Dr. Jay Adams, an author of books on Christian counseling, describes a familiar scene.
John and Mary have come to the pastor for counseling…but not really…for their minds are already made up. Repentance is not in the air.
Both profess to be Christians. There has been no adultery or malicious desertion they can claim as Biblical grounds for the breaking of the marriage bond. Neither one has cheated on the other. Neither one has hopelessly abused or abandoned the other.
John and Mary simply have a common desire to prove that there are “irreconcilable differences.”
They pour out the story of their mutually wounded hearts. They do not have to exaggerate. Things have been truly bad. Sin hurts.
Finally John says, “So you see, pastor, our marriage is finished. I haven’t loved her in years. There’s nothing left to build on.”
Mary agrees: “I was too young when I married, and after all he’s done to me, if I never see him again in my life, it will be too soon.”
They sit back and wait for the pastor’s reply.
He begins, “Well, if you don’t love each other, I guess there is only one thing to do…”
John and Mary each think, “Here it comes. He agrees that there’s nothing left for us but to get a divorce.”

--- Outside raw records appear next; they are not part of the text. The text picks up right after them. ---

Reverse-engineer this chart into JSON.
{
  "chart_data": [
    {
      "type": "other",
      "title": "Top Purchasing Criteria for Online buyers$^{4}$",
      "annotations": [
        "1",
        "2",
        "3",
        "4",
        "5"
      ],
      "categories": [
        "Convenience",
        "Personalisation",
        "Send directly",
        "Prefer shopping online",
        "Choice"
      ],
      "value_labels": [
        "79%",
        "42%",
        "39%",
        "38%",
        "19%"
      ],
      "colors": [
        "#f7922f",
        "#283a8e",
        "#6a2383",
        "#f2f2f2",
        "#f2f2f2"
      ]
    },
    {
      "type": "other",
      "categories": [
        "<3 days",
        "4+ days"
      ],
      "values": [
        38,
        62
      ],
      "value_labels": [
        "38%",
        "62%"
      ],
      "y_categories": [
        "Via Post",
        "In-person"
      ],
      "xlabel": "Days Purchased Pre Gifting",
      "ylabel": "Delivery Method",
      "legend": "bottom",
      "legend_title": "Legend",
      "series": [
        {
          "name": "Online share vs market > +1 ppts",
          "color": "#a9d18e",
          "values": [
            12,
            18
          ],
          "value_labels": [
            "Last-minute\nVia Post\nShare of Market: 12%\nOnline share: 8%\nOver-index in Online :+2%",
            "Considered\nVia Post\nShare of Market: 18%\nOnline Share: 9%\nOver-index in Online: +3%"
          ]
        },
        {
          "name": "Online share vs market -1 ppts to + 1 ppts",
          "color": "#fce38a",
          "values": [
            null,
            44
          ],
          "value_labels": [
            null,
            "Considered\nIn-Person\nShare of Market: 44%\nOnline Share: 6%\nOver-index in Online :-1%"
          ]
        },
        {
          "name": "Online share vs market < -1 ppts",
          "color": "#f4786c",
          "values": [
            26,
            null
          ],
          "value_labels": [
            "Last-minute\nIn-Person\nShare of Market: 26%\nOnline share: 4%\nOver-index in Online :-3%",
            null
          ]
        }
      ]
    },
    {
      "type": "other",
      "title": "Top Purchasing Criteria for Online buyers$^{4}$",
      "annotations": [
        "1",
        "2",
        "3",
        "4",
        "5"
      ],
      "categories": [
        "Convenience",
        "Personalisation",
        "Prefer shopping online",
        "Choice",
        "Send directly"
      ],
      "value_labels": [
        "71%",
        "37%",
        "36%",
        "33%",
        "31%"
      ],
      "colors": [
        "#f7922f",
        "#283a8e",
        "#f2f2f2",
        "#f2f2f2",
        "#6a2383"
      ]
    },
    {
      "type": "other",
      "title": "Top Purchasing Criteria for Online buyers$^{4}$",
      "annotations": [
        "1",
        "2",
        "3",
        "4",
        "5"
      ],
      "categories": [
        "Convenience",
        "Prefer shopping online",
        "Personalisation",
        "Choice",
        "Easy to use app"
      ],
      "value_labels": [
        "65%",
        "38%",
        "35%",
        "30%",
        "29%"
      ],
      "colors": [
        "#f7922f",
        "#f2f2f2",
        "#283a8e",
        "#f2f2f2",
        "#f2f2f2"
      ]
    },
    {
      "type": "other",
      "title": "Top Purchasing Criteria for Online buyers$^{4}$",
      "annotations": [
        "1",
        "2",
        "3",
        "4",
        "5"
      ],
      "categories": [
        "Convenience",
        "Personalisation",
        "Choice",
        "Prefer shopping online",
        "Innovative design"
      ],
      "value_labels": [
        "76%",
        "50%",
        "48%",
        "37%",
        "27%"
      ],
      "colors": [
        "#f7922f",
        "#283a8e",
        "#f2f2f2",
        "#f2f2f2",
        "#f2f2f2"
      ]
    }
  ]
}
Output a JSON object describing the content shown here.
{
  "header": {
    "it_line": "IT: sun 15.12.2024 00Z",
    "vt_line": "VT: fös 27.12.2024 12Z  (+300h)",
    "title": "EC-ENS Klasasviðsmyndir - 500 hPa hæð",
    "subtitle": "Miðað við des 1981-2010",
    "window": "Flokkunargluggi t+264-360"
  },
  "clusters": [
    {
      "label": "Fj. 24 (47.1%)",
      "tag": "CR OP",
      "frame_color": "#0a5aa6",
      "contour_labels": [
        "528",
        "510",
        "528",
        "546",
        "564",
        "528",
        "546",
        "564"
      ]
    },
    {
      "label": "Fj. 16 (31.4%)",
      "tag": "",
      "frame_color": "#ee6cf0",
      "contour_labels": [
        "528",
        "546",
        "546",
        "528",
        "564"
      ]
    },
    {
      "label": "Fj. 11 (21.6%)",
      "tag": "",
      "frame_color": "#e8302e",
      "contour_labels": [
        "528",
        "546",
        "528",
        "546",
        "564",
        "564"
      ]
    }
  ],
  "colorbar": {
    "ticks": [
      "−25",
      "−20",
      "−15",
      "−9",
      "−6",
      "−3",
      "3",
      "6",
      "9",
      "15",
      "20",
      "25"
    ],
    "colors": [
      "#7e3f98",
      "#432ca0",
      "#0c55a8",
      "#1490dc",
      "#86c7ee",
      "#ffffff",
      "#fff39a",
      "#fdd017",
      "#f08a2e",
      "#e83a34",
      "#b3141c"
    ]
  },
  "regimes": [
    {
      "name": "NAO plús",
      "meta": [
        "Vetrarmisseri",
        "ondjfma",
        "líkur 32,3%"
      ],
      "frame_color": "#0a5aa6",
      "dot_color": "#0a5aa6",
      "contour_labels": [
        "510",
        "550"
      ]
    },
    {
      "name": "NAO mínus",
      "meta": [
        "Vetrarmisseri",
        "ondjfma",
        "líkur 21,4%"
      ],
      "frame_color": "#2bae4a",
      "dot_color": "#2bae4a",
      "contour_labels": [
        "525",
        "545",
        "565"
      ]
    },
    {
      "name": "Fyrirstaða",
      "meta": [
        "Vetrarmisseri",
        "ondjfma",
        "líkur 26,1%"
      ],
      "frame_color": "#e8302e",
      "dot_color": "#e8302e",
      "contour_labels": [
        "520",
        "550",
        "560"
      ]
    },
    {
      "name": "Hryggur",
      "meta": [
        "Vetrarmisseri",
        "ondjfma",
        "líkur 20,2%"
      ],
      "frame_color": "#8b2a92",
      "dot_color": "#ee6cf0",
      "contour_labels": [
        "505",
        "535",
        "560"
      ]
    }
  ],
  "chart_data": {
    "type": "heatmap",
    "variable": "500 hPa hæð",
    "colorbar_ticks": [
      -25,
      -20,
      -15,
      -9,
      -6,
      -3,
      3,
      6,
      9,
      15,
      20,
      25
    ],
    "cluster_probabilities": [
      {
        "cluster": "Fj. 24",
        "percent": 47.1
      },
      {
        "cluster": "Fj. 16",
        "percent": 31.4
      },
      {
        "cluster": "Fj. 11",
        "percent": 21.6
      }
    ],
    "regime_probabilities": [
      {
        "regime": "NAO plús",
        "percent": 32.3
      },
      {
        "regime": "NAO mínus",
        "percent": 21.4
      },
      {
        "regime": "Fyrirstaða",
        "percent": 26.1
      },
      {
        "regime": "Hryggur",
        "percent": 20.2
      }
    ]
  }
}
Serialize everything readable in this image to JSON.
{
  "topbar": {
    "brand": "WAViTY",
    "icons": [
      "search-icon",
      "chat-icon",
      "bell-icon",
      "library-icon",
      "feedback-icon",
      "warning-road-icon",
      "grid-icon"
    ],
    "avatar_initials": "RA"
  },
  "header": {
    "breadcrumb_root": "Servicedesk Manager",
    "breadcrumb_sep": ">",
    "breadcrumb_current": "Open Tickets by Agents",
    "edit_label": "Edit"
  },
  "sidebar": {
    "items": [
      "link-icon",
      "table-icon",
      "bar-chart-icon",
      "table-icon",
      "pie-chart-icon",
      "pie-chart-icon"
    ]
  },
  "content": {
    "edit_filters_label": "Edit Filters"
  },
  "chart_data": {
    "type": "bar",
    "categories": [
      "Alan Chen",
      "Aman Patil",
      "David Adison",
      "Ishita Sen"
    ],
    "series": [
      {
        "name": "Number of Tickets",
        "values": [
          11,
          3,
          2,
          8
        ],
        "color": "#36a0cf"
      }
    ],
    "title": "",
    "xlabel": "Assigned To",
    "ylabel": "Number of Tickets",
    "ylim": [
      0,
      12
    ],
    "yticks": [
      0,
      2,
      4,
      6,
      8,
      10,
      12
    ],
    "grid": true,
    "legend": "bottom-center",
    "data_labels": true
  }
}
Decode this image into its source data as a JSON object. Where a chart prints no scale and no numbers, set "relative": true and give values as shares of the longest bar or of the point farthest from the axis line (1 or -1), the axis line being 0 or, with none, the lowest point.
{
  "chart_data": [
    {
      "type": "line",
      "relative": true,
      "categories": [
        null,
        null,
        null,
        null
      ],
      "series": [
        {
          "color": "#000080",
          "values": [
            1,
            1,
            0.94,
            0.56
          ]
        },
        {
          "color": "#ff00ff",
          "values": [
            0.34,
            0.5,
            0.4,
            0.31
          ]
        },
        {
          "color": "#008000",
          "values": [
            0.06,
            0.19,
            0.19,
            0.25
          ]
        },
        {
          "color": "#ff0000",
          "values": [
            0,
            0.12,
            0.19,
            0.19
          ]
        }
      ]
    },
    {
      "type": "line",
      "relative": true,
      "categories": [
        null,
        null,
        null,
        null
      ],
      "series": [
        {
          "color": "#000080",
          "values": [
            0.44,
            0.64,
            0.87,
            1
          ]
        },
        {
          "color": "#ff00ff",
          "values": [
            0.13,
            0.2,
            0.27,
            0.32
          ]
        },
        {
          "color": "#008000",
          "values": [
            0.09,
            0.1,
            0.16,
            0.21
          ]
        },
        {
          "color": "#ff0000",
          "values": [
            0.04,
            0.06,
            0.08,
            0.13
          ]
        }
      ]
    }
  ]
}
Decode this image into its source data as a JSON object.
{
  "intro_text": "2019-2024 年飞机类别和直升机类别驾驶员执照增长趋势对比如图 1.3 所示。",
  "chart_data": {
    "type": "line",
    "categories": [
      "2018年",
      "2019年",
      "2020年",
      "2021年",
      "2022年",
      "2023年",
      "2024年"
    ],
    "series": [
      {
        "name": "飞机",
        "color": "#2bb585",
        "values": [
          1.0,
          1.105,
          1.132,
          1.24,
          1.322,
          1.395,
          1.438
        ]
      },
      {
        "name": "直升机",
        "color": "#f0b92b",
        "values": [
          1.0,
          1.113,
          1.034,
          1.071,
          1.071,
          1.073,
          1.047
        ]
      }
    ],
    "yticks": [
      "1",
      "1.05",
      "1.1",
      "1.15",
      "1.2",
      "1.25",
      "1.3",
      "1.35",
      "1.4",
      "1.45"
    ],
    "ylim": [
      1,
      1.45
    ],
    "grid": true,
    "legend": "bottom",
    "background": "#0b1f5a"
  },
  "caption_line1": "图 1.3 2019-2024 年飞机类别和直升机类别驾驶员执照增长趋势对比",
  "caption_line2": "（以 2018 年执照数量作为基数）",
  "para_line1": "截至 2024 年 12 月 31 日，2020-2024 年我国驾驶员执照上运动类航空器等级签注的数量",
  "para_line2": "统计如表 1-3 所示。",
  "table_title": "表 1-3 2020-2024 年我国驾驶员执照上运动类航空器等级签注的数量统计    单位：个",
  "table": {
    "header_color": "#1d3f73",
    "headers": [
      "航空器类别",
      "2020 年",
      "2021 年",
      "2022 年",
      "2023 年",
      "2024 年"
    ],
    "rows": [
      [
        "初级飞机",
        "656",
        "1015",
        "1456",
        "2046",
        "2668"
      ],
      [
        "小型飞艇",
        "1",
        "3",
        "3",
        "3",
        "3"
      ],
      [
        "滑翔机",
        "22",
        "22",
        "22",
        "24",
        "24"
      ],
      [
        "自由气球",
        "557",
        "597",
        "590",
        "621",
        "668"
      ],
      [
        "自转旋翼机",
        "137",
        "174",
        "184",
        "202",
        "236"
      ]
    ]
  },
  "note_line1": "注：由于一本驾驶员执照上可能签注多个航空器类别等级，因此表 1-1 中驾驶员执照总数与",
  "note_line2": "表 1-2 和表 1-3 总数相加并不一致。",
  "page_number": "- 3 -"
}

The pastor continues: “The only thing left for you to do is…learn how to love each other.”
“Learn to love!?” they think. “You can’t command feelings of love!”
Of course you can’t. But love is not primarily a “feeling.”
Nor is it a shrewd business deal…as in…”I love you as long as you fulfill certain functions in my life…as bread-winner, house-keeper, sexual partner…intellectual conversationalist, etc. etc.”
Love, as we learn it from Christ, is a deliberate commitment to the well-being of another person, deserved or not. This love helps the other down the path to heaven. The very definition of grace is God’s undeserved love…the kind He has given to us by sending His very heart, His only-begotten Son.
And yes, this kind of love God does command: “Love the Lord your God…love your neighbor…and husbands, love your wives!”
Love is something we learn over many years amid many mistakes. For those who grew up largely unloved, with no one to show them how, it may be difficult. But wherever we came from, we can learn from the “love story” set down in the Bible. Christ has loved us – all of us – all the way to the grave and back again. He saw us – and the one He set at our side – as He was giving up His life.
Did any of us deserve such love? Were any of us lovable? If we see each other through the eyes of Him who so loved us, then “what God has joined together” can stay that way – and joyfully so!